Local image #70
2023, Acylic on board, 30x30cm
R990.00
12 September 2023
Rubber, yellow rubber petals—rubber is soft padding. It can be poked, and it will take on its original form, bounce back. It will bounce back; it will take on its default shape. You can try to make an impression, but unless you keep pressing, it will just go back to its default shape, its natural shape. If it is pressed consistently for a long time, it will take on that indentation as its default shape that will become its new default shape, natural shape. Rubber is soft, pliable; rubber is nice to press up against. Rubber likes to bunch up; rubber objects like to rub together, press up against each other, feel each other's softness, and slowly take on new natural shapes pressed up against each other. When one of the objects goes away, they will slowly change their shape again and expand into the vacuum left by the object that left.
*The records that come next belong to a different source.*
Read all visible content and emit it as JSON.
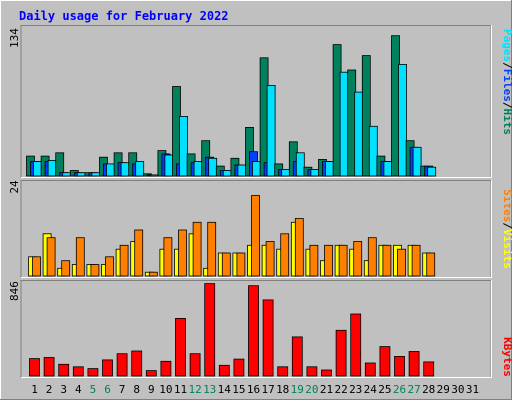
{
  "title": "Daily usage for February 2022",
  "colors": {
    "background": "#c0c0c0",
    "hits": "#00805c",
    "files": "#0040ff",
    "pages": "#00e0ff",
    "visits": "#ffff00",
    "sites": "#ff8000",
    "kbytes": "#ff0000",
    "title": "#0000ff",
    "weekend_label": "#00805c"
  },
  "chart_data": [
    {
      "type": "bar",
      "panel": "top",
      "ymax_label": "134",
      "ylim": [
        0,
        134
      ],
      "categories": [
        "1",
        "2",
        "3",
        "4",
        "5",
        "6",
        "7",
        "8",
        "9",
        "10",
        "11",
        "12",
        "13",
        "14",
        "15",
        "16",
        "17",
        "18",
        "19",
        "20",
        "21",
        "22",
        "23",
        "24",
        "25",
        "26",
        "27",
        "28",
        "29",
        "30",
        "31"
      ],
      "weekend_days": [
        "5",
        "6",
        "12",
        "13",
        "19",
        "20",
        "26",
        "27"
      ],
      "legend_parts": [
        "Hits",
        "/",
        "Files",
        "/",
        "Pages"
      ],
      "series": [
        {
          "name": "Hits",
          "values": [
            18,
            18,
            21,
            5,
            3,
            17,
            21,
            21,
            2,
            23,
            81,
            20,
            32,
            9,
            16,
            44,
            107,
            11,
            31,
            8,
            15,
            119,
            96,
            109,
            18,
            127,
            32,
            9,
            0,
            0,
            0
          ]
        },
        {
          "name": "Files",
          "values": [
            13,
            13,
            3,
            3,
            3,
            11,
            12,
            11,
            1,
            20,
            11,
            12,
            17,
            5,
            10,
            22,
            12,
            6,
            13,
            6,
            13,
            0,
            0,
            0,
            13,
            0,
            26,
            9,
            0,
            0,
            0
          ]
        },
        {
          "name": "Pages",
          "values": [
            13,
            14,
            3,
            3,
            3,
            11,
            12,
            13,
            1,
            19,
            54,
            13,
            16,
            5,
            10,
            13,
            82,
            6,
            21,
            6,
            13,
            94,
            76,
            45,
            13,
            101,
            26,
            8,
            0,
            0,
            0
          ]
        }
      ]
    },
    {
      "type": "bar",
      "panel": "middle",
      "ymax_label": "24",
      "ylim": [
        0,
        24
      ],
      "categories": [
        "1",
        "2",
        "3",
        "4",
        "5",
        "6",
        "7",
        "8",
        "9",
        "10",
        "11",
        "12",
        "13",
        "14",
        "15",
        "16",
        "17",
        "18",
        "19",
        "20",
        "21",
        "22",
        "23",
        "24",
        "25",
        "26",
        "27",
        "28",
        "29",
        "30",
        "31"
      ],
      "legend_parts": [
        "Visits",
        "/",
        "Sites"
      ],
      "series": [
        {
          "name": "Visits",
          "values": [
            5,
            11,
            2,
            3,
            3,
            3,
            7,
            9,
            1,
            7,
            7,
            11,
            2,
            6,
            6,
            8,
            8,
            7,
            14,
            7,
            4,
            8,
            7,
            4,
            8,
            8,
            8,
            6,
            0,
            0,
            0
          ]
        },
        {
          "name": "Sites",
          "values": [
            5,
            10,
            4,
            10,
            3,
            5,
            8,
            12,
            1,
            10,
            12,
            14,
            14,
            6,
            6,
            21,
            9,
            11,
            15,
            8,
            8,
            8,
            9,
            10,
            8,
            7,
            8,
            6,
            0,
            0,
            0
          ]
        }
      ]
    },
    {
      "type": "bar",
      "panel": "bottom",
      "ymax_label": "846",
      "ylim": [
        0,
        846
      ],
      "categories": [
        "1",
        "2",
        "3",
        "4",
        "5",
        "6",
        "7",
        "8",
        "9",
        "10",
        "11",
        "12",
        "13",
        "14",
        "15",
        "16",
        "17",
        "18",
        "19",
        "20",
        "21",
        "22",
        "23",
        "24",
        "25",
        "26",
        "27",
        "28",
        "29",
        "30",
        "31"
      ],
      "legend_parts": [
        "KBytes"
      ],
      "series": [
        {
          "name": "KBytes",
          "values": [
            160,
            170,
            108,
            85,
            68,
            148,
            205,
            230,
            50,
            135,
            530,
            205,
            850,
            98,
            155,
            830,
            700,
            85,
            360,
            85,
            55,
            420,
            570,
            120,
            270,
            180,
            225,
            130,
            0,
            0,
            0
          ]
        }
      ]
    }
  ]
}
It looks comfortable, seems comfortable when on a bumpy journey; they don't rattle unless the rubber wears away to the bone. If heat is applied to the rubber, it will change shape quickly; all stubbornness will be forgotten. Yellow rubber, fat, and self-sufficient, narcissism. Rubber will smoke in fire and make a terrible stench. Fake rubber flowers. The flowers grow paler, bleaching in the sun. They don't blaze; they seem cool in their air-conditioned spaces, but how easily they melt and warp when the air-conditioning breaks, and they feel again the sting of the hot noon African sun, the sweltering heat of their spaces designed for air-conditioning.
16 September 2023
18 September 2023
Contrast—how different they seem, order and chaos, Apollo and Dionysius. The blood that seems to trickle around Apollo, a third element, following the contours of the flowers in their arrangement, bleeding into the chaos, covered by both, completely obscured by the pale yellow flowers, translucently by the more chaotic shrubbery leaves. Apollo takes every opportunity to seemingly align with the patterns of flowing blood, muddying the waters, conflating, confusing, obscuring, advertising, being loud, attracting attention, attracting approval—an avalanche of yellow flowers drowning out the real, presenting a pleasant option, an easy option, making it seem unnecessary to bother with anything more difficult. Oh, but how much devastation arises from that; how the real imposes, the subconscious presses in and out, manifesting strange anomalies, unable to resolve into something rational, acceptable, pleasant, unable to be assimilated, absorbed into the structured yellow, those fake-looking rubber and vacuous flowers that never seem to satisfy for long, never able to satisfy completely. Running from one flower to the next, desperately seeking satisfaction, well-being—obsessively. How unsecular they become, claiming rationality, and then devolving into irrationality after a while, then presenting a new rationality, which one can ride temporarily, which fills the hole and satisfies, for a time, but then disappoints again.
The strategy of this flaming bush—becoming addicted to the new, the replacement, the thing that satisfies temporarily, and being compelled to exploit, and then rationalizing the exploitation, inventing words that label and cover and euphemize, to make everything pleasant once again, to make it unnecessary to confront the abject exploitation. Then, as a result of this habit, to become retarded in maturity, soft, becoming aesthetic retards, all the while laughing, smiling warmly, lovingly, clinking glasses filled with drink. When one drinks alcohol, one does not become 'high', no, one becomes 'tipsy', and at the very worst 'drunk'; oh, but then it is excused, understood, accepted, even celebrated—one has attained the cloak of 'legend', pumped full with honor, money, and pride, shining, reflecting the blazing sun from one's fake rubber pale yellow petals and vacuous pure white center.